AIG plans sale of business units to repay massive debt
CHARLOTTE, N.C. - The insurer American International Group Inc. said recently it plans to sell off a number of business units to pay off its massive U.S. government loan.
The plans, expected by Wall Street, drove up AIG's shares five per cent in afternoon trading. But it now leaves investors wondering how much AIG will be able to raise from the sales.
On the brink of failure last month, AIG was bailed out when the U.S. government offered it an US$85 billion loan during the ongoing credit crisis that saw Lehman Brothers Holdings Inc. file for bankruptcy protection and the sale of Merrill Lynch & Co. to Bank of America Corp. In return for the loan, the government received warrants to purchase up to 79.9 per cent of AIG.
Shortly after the deal, newly appointed chairman and chief executive Edward Liddy said he planned to quickly raise funds through asset sales, but hoped to hold on to as many of AIG's insurance operations as possible.
AIG, one of the world's biggest insurers with operations in Canada, Friday didn't specifically disclose all the assets it would sell or the expected prices from the sales. However, the New York-based insurer said it plans to retain its U.S. property and casualty and foreign general insurance businesses, and also plans to retain an ownership interest in its foreign life insurance operations.
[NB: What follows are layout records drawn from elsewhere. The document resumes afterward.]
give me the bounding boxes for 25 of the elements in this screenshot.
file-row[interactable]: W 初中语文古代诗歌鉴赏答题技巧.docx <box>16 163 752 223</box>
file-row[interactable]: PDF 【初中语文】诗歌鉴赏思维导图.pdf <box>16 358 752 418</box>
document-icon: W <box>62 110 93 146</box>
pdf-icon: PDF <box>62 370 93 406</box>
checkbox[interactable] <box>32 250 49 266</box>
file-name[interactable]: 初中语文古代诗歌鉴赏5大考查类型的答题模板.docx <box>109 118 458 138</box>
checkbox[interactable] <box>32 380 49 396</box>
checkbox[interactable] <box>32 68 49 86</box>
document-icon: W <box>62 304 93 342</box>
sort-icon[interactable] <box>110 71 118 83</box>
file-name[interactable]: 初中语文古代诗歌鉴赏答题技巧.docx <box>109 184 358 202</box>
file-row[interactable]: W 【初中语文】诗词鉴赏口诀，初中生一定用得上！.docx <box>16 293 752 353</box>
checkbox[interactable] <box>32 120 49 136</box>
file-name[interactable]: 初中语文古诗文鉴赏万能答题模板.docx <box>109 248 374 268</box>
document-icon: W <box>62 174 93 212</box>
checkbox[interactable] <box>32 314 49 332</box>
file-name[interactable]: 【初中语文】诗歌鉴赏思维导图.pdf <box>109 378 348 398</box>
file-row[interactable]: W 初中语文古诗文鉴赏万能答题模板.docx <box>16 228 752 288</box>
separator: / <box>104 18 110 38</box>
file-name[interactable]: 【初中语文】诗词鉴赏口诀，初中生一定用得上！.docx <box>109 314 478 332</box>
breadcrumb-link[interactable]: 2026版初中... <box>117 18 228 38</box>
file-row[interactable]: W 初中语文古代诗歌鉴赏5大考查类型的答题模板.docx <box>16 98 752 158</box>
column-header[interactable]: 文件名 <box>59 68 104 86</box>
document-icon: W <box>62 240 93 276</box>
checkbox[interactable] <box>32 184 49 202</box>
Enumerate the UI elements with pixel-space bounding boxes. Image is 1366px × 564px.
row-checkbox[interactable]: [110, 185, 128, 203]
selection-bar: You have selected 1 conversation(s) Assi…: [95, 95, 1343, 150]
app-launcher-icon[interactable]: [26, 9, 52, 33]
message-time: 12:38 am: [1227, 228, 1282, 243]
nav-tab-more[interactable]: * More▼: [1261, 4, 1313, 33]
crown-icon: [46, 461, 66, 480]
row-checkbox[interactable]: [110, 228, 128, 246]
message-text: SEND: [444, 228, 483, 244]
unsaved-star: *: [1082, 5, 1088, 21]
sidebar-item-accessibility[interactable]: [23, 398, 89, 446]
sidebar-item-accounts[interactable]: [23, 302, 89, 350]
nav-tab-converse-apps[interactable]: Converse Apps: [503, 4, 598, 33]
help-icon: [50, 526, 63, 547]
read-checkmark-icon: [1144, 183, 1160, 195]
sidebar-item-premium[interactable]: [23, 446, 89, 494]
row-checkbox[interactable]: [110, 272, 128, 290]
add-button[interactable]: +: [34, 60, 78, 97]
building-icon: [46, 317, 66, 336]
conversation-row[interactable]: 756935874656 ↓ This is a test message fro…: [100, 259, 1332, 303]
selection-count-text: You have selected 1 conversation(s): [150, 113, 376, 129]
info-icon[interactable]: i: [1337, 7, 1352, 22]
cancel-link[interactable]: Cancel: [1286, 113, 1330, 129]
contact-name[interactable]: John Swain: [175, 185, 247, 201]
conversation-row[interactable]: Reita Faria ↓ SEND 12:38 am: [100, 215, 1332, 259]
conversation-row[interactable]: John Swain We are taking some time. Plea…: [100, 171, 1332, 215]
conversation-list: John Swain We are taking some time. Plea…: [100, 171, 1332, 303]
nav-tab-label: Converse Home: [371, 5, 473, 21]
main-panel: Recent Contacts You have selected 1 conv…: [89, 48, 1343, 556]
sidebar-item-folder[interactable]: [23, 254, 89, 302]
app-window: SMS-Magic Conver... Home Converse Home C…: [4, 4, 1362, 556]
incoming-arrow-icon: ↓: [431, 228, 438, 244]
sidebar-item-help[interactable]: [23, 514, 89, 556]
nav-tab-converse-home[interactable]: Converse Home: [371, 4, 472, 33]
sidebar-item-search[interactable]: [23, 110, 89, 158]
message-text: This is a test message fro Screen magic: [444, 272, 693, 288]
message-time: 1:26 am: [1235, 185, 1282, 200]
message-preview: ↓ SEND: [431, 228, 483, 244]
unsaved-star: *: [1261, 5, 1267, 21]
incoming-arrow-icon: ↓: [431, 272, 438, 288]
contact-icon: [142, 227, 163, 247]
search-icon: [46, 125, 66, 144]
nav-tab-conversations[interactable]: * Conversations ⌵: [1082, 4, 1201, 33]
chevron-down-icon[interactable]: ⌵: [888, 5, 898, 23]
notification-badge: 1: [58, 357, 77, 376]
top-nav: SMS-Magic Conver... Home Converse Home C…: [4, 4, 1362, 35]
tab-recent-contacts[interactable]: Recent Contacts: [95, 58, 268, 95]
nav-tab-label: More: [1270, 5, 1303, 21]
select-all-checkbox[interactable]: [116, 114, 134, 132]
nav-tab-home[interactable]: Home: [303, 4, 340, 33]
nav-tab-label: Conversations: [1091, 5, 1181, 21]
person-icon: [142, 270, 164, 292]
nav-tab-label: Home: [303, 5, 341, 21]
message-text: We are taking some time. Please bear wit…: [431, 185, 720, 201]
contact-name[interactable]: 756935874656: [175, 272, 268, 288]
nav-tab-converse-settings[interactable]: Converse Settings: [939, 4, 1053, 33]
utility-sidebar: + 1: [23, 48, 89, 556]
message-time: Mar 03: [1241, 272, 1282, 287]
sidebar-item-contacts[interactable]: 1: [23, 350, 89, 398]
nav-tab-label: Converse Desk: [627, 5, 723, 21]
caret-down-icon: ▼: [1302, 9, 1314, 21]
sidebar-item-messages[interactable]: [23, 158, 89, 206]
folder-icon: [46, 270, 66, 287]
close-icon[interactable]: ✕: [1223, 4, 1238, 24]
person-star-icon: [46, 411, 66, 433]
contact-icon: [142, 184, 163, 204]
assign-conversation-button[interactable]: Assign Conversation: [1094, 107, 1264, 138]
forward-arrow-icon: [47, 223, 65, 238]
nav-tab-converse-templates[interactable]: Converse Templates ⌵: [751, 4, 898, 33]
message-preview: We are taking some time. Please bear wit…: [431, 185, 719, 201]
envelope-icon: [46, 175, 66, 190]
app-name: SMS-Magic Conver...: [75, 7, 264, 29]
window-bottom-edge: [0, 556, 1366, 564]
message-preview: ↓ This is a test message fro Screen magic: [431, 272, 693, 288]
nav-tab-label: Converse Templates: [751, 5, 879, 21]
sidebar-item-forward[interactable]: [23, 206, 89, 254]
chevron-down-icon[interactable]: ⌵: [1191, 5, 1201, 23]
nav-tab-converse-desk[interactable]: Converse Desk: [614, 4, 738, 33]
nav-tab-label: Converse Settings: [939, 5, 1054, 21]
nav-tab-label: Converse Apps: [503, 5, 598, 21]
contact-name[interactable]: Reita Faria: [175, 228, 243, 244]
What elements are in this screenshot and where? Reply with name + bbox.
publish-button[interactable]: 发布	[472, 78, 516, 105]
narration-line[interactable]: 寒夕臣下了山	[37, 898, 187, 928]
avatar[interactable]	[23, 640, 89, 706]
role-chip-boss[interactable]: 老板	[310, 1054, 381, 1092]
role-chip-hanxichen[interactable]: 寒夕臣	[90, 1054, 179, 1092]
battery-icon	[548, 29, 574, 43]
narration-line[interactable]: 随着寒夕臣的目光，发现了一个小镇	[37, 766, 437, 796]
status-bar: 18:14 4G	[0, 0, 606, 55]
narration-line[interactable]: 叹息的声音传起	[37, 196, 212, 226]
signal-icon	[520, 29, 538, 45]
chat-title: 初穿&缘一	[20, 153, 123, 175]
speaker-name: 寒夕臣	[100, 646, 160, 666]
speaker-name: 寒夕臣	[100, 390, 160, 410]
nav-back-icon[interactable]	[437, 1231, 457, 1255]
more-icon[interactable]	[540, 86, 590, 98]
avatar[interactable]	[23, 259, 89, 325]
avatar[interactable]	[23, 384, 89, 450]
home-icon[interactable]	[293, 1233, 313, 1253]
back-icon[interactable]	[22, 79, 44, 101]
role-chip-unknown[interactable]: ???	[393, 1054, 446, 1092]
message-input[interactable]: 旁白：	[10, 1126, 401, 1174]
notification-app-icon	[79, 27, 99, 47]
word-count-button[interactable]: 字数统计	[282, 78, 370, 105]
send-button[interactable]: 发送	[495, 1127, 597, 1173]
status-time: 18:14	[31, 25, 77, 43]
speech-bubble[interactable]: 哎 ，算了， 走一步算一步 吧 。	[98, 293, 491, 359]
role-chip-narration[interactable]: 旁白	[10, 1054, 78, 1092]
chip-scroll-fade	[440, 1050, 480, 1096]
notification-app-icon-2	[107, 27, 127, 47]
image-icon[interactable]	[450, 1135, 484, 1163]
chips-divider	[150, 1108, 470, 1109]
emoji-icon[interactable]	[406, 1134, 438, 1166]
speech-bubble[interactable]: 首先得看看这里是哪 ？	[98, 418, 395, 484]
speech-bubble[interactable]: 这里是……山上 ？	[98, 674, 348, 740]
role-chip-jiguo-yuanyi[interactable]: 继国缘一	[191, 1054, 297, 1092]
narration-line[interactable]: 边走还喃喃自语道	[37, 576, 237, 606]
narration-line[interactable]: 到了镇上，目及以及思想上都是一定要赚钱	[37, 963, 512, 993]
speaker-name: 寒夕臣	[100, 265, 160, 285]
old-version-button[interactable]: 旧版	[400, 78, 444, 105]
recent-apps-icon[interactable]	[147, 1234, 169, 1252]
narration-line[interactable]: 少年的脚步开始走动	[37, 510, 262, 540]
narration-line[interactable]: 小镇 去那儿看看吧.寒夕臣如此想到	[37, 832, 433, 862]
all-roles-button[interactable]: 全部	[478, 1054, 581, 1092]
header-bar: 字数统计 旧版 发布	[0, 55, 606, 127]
Liddy, former CEO of Allstate Corp., said AIG has been contacted by "numerous" parties regarding possible sales of businesses, and AIG will try to sell its operations to "brand-name" buyers who have strong ratings and balance sheets.
"Our goal is to emerge from this process in a timely fashion as a smaller, but more nimble company that is solidly profitable and has attractive, long-term growth prospects," Liddy said in his first call with investors and analysts. "I think what the Federal Reserve has provided us has been very generous and we are going to do everything we cannot to have to go back to them."
"We are giving AIG credit that it can use its Fed-supported liquidity to pursue a measured and deliberate asset sale program," said CreditSights analyst Rob Haines in an interview. "That said, it's not like they can wait to get the best price, six or seven months for now. They don't have unlimited time."
Liddy, who replaced Robert Willumstad, added he didn't expect a fire sale, and buyers would have to assume the debt of AIG businesses they acquired.
So far, AIG has announced only one deal, a sale of its 50 per cent interest in London City Airport to its partner in the venture, Global Infrastructure Partners. It bought the stake as a joint venture with the private-equity fund in 2006 for a total price estimated around $1.4 billion. The companies didn't disclose the terms of the deal.
"It's a tough environment right now, but it's kind of a once in a generation opportunity to pick up very desirable business units," Haines said.
The company said it would focus on its property, casualty and foreign general insurance units, and was working on alternatives for its financial products business and its securities lending program.
Those plans include some businesses outside the U.S., primarily parts of American Life Insurance Co., which operates as a life insurer in more than 55 countries and regions.
AIG shares fell 14 cents, or 3.5 per cent, to $3.86.